What is the difference between a conventional loan and an FHA loan?
Both conventional and FHA loans offer flexible financing options. Conventional loans often have stricter qualification requirements, but can offer better options for mortgage insurance, term lengths, and closing costs, and may come with a lower interest rate if you qualify. FHA loans are insured by the government, can be easier to qualify for with lower credit scores, and offer low down payment options, but may provide fewer term/insurance options.
How much do I need for a down payment?
Typical required down payment amounts for conventional loans range from 3% for first-time homebuyers up to 20% to eliminate PMI. Your minimum down payment depends on your finances, the home price, and your scenario (first-time, second home, income factors, etc.).

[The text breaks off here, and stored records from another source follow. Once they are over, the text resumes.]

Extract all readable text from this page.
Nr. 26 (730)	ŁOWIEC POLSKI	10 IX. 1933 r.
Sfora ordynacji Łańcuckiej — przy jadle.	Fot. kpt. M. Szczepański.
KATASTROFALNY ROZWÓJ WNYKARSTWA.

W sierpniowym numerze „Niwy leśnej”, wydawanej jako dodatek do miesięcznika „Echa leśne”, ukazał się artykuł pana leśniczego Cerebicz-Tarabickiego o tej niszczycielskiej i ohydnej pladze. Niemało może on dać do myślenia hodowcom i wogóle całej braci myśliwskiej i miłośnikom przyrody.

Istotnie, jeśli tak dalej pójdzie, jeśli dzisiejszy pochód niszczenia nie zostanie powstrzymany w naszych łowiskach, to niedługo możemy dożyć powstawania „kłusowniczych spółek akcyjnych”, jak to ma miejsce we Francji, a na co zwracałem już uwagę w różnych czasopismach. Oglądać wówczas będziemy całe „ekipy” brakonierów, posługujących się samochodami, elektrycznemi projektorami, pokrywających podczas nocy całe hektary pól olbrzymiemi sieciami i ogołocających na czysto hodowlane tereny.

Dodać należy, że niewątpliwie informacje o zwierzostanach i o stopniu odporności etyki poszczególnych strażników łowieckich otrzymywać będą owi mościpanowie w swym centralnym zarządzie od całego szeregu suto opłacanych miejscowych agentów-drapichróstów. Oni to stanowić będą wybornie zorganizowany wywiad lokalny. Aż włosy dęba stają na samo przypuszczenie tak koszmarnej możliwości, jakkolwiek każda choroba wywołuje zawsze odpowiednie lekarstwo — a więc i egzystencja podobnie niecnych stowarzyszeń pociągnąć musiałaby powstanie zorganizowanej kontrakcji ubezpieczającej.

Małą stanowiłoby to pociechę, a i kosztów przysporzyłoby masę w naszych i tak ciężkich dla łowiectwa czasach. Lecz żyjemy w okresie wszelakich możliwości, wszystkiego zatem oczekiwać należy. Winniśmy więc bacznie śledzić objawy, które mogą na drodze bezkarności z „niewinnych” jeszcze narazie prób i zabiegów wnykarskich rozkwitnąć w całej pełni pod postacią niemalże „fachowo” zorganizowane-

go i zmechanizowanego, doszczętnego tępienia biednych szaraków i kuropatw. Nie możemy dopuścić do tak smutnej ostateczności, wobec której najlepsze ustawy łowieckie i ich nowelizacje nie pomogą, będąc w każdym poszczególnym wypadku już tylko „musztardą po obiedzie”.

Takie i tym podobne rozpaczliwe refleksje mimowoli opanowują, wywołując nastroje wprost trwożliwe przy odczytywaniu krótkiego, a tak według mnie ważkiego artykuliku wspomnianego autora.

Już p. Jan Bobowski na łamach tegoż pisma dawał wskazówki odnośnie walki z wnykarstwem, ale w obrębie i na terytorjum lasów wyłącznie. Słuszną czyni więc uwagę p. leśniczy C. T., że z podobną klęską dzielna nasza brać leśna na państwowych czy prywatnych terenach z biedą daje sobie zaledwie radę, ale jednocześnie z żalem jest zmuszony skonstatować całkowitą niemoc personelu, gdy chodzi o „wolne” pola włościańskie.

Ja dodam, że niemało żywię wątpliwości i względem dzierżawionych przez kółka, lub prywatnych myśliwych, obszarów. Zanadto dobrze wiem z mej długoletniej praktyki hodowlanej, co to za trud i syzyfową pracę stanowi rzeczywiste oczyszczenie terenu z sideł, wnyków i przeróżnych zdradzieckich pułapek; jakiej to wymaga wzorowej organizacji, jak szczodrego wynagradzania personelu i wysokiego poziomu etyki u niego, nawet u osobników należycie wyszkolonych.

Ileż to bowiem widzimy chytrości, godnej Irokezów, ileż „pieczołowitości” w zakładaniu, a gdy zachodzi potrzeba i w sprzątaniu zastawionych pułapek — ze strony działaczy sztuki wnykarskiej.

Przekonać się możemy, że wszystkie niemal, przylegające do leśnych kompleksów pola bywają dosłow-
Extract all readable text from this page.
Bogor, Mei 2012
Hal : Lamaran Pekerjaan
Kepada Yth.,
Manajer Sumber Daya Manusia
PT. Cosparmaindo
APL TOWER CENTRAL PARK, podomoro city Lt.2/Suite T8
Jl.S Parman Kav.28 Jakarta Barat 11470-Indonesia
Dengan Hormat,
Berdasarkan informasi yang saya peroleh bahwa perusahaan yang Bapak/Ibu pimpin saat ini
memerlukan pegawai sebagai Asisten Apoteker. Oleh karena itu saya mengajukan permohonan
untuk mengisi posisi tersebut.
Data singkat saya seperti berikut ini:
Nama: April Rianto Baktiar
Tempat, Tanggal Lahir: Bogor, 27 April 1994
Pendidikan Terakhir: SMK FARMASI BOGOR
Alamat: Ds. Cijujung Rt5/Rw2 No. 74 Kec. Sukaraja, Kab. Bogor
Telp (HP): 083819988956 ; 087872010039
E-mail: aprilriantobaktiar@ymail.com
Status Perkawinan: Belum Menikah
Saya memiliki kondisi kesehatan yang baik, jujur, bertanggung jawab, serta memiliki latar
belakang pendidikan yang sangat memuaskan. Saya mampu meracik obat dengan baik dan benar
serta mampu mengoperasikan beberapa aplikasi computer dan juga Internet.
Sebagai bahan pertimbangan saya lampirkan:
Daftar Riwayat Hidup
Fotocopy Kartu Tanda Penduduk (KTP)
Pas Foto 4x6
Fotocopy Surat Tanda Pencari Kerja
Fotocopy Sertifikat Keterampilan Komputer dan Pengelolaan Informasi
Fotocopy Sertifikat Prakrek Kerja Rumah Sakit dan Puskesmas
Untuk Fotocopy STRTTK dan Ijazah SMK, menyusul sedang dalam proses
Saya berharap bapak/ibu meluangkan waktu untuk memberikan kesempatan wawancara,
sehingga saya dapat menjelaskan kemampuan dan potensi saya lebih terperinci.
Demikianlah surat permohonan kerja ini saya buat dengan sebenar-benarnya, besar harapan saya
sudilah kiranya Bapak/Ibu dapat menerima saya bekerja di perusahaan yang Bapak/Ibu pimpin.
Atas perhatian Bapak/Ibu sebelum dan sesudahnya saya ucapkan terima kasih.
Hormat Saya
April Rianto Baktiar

What is Private Mortgage Insurance?
PMI is an insurance premium that protects the lender when your down payment is under 20%. With a conventional loan, PMI is no longer required once you reach 20% equity (80% LTV).
What are loan limits?
Conventional loan limits follow standards set by Fannie Mae and Freddie Mac and can vary by location, including high-cost areas. If your home price exceeds the limit, you may need a jumbo loan instead.
What closing costs will I need to pay?
In addition to your down payment, you’ll pay closing costs (loan origination fees, appraisal, title insurance, etc.). These typically range from about 2–4% of the loan amount and will be outlined before you close.